Humor, wit, and laughter surround us. From everyday quips to the carefully contrived comedy of literature, newspapers, and television we experience humor in many forms, yet the impetus for our laughter is far from innocuous.
The Game of Humor makes intriguing and enjoyable reading for people interested in humor and the aspects of human motivation. This book will also be valuable to professionals in communication and information studies, sociologists, literary critics and linguists, and psychologists concerned with the conflicts and tensions of everyday life, as well as students in these areas.

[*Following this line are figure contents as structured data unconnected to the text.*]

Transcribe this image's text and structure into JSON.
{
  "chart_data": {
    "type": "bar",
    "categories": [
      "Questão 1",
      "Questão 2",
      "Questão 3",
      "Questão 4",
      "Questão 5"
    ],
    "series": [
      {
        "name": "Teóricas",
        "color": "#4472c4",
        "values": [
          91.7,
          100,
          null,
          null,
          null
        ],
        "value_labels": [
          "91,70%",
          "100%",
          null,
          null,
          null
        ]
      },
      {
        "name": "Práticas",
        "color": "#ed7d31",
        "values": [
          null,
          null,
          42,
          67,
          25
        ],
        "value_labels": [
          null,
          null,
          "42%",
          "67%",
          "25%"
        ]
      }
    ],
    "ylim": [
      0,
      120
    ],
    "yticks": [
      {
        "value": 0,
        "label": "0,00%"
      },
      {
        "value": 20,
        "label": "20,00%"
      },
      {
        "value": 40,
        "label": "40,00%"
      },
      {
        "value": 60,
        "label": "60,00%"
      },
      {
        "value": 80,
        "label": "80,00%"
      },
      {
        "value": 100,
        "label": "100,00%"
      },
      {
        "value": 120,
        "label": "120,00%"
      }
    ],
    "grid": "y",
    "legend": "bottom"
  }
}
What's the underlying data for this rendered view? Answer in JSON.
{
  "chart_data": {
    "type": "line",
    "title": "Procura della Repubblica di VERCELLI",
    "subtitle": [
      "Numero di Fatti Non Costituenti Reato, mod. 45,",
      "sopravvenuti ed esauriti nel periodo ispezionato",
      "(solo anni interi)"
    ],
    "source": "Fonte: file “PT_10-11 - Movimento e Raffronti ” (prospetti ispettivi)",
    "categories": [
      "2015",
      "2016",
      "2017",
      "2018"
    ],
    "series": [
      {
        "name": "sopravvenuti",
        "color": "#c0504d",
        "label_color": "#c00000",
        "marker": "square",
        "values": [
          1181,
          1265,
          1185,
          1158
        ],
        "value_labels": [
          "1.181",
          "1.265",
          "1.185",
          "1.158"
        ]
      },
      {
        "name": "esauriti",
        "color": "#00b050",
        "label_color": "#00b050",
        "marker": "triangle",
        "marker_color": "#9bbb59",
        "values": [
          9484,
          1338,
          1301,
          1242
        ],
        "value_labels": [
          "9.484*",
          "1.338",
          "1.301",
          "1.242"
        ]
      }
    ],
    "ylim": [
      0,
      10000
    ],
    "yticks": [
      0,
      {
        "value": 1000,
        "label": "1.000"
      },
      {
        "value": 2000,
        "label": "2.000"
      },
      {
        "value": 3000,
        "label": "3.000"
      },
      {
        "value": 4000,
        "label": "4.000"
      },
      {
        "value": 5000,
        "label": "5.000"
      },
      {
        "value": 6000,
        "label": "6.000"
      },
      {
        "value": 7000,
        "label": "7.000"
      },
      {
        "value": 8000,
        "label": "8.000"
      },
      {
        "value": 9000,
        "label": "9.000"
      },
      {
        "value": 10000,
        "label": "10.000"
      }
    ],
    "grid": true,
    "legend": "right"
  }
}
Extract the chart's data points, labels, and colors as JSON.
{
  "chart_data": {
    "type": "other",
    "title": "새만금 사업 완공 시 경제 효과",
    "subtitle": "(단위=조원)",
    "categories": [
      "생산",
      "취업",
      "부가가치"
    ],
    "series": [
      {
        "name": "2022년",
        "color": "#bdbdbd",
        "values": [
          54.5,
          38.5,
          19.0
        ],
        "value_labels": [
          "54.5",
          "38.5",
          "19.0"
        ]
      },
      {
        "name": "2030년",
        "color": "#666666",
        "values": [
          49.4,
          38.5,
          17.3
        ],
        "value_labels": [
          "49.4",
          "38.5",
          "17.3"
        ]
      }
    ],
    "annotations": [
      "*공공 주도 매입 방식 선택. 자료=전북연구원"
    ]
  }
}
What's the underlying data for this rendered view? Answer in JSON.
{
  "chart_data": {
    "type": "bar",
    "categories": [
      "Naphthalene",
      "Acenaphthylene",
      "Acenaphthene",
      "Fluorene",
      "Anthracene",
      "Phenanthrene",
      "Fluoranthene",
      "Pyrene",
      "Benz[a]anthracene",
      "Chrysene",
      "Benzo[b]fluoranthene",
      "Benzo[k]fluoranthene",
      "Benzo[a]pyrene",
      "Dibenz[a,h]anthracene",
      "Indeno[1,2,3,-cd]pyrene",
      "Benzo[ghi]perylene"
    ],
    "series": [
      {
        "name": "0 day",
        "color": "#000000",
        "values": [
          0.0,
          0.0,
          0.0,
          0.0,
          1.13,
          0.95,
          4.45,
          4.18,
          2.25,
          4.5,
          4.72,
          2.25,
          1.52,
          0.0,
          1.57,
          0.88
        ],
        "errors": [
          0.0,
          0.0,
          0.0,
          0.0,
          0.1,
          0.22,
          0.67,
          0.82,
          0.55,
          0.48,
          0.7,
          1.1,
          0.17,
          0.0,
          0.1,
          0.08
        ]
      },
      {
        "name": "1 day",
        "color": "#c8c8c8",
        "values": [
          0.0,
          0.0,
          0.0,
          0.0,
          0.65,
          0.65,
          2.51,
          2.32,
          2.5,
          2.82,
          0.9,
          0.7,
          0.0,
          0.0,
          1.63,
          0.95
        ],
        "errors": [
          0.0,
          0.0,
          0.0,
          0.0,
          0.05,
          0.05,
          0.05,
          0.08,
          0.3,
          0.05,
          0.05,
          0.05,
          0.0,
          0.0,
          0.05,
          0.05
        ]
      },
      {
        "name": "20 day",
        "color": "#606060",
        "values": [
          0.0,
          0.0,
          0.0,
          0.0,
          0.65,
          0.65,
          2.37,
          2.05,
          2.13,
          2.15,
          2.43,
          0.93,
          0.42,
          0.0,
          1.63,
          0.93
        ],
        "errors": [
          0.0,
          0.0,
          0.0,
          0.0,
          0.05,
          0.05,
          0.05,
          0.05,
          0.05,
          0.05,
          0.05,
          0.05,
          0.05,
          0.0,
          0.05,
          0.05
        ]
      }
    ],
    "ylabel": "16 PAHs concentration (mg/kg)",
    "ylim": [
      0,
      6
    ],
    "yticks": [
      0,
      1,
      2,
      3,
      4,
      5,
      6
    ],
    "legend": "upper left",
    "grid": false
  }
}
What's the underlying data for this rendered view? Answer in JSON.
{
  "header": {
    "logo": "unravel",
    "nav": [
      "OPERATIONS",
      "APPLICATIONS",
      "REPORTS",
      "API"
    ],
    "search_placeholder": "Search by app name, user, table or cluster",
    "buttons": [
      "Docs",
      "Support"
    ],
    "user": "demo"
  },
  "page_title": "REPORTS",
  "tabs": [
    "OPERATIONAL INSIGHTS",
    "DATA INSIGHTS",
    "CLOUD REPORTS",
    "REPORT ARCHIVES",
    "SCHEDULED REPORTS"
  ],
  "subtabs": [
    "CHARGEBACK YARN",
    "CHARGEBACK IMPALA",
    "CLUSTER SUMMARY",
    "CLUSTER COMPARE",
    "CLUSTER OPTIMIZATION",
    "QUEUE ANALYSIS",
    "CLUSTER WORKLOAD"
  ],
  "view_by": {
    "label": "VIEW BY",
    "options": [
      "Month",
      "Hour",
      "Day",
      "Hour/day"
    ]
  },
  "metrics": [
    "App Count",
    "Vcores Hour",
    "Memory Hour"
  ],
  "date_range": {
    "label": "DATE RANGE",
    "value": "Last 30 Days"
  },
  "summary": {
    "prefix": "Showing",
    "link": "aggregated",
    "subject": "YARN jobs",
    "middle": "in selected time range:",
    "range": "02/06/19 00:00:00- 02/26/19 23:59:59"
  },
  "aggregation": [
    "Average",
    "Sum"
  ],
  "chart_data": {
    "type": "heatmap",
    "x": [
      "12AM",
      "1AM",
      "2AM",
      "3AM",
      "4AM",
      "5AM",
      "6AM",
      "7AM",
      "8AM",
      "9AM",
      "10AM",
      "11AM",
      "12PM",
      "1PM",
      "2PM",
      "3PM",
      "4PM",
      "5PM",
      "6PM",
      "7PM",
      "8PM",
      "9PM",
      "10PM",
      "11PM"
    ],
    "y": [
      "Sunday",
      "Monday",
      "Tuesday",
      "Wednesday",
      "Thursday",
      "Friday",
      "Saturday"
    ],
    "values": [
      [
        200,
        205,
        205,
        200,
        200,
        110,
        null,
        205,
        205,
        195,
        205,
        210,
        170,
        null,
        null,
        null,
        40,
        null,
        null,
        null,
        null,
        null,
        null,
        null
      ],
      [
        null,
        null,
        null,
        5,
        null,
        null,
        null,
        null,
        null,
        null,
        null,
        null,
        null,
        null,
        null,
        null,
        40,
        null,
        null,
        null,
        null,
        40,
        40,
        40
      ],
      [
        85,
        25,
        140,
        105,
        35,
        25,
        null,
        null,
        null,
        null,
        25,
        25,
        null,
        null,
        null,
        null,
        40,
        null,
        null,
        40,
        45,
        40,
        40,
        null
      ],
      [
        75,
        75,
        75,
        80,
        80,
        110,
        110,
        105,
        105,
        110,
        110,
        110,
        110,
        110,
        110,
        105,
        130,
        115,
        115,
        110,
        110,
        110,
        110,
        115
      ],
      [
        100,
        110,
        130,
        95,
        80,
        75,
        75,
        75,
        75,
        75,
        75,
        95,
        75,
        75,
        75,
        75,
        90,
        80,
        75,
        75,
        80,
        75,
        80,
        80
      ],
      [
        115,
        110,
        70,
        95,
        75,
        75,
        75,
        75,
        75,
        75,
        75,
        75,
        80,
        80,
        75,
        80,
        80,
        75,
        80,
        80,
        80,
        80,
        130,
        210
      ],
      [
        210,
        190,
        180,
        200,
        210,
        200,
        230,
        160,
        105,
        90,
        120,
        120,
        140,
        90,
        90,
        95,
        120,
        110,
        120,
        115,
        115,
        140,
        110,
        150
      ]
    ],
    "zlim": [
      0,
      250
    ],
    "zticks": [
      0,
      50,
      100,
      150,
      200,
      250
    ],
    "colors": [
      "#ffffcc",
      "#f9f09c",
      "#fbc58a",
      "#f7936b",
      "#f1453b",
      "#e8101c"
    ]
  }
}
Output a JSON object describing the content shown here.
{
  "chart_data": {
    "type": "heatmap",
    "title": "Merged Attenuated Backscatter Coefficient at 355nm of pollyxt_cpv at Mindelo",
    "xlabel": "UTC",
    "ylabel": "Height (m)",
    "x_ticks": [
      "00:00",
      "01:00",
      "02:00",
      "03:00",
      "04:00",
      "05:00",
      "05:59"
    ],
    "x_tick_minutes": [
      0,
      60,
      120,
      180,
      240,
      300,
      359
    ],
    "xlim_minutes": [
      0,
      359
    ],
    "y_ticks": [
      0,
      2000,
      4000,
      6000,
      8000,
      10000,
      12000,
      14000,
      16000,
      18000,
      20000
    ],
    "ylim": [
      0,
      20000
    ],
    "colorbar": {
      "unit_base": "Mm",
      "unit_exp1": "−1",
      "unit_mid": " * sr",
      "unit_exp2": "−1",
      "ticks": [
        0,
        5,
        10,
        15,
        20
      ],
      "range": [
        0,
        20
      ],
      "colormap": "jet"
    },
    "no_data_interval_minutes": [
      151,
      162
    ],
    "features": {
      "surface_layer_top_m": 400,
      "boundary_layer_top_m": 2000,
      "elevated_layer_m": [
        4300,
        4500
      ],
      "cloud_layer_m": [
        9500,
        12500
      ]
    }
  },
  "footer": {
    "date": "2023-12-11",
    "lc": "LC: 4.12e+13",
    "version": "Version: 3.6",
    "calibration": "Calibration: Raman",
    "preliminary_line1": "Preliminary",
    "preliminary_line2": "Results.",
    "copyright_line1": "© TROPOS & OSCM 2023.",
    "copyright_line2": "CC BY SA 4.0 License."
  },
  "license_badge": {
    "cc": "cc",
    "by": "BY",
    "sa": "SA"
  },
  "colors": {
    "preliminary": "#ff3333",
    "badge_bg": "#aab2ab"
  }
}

“Joining the likes of Plato, Aristotle, and Thomas Hobbes, Charles Gruner proposes a new superiority theory of humor. Gruner makes a major contribution in extending the conceptualization of humor to that of a participatory game in which there are clear winners or losers. Teachers will find that this book strikes many responsive chords, because Gruner shares a lifetime of personal experience in teaching with and about humor. For years pundits have claimed that humor dies when placed under the scalpel of scholarly inquiry. They obviously have not read Charles R. Gruner’s The Game of Humor. Enlivened by a lifetime of amusing anecdotes and an integrated collection of jokes from throughout the ages, this extension of superiority theories is both scholarly and scintillating.”—Jennings Bryant, director, Institute for Communication Research, The University of Alabama
“Gruner’s description of humor as a game with winners, losers, and spectators certainly makes superiority theory more palatable. His discussion is both scholarly and personal. It is also highly entertaining. In the game of humor studies this book is a winner.”—Peter Derks, professor of psychology, College of William and Mary
“Humor is a game. Humor is an athletic competition. Humor is war. Humor always has winners and losers. This is what Charles Gruner claims in his The Game of Humor. And if you don’t believe him, enter his competition and win $10,000. As both Charles Gruner and Julius Caesar would say, ‘Vení, Vidi, Vici.’”—Don L. F. Nilsen, executive secretary, International Society for Humor Studies
Charles R. Gruner is professor of speech communication at the University of Georgia. This is his second volume on humor. His first is Understanding Laughter.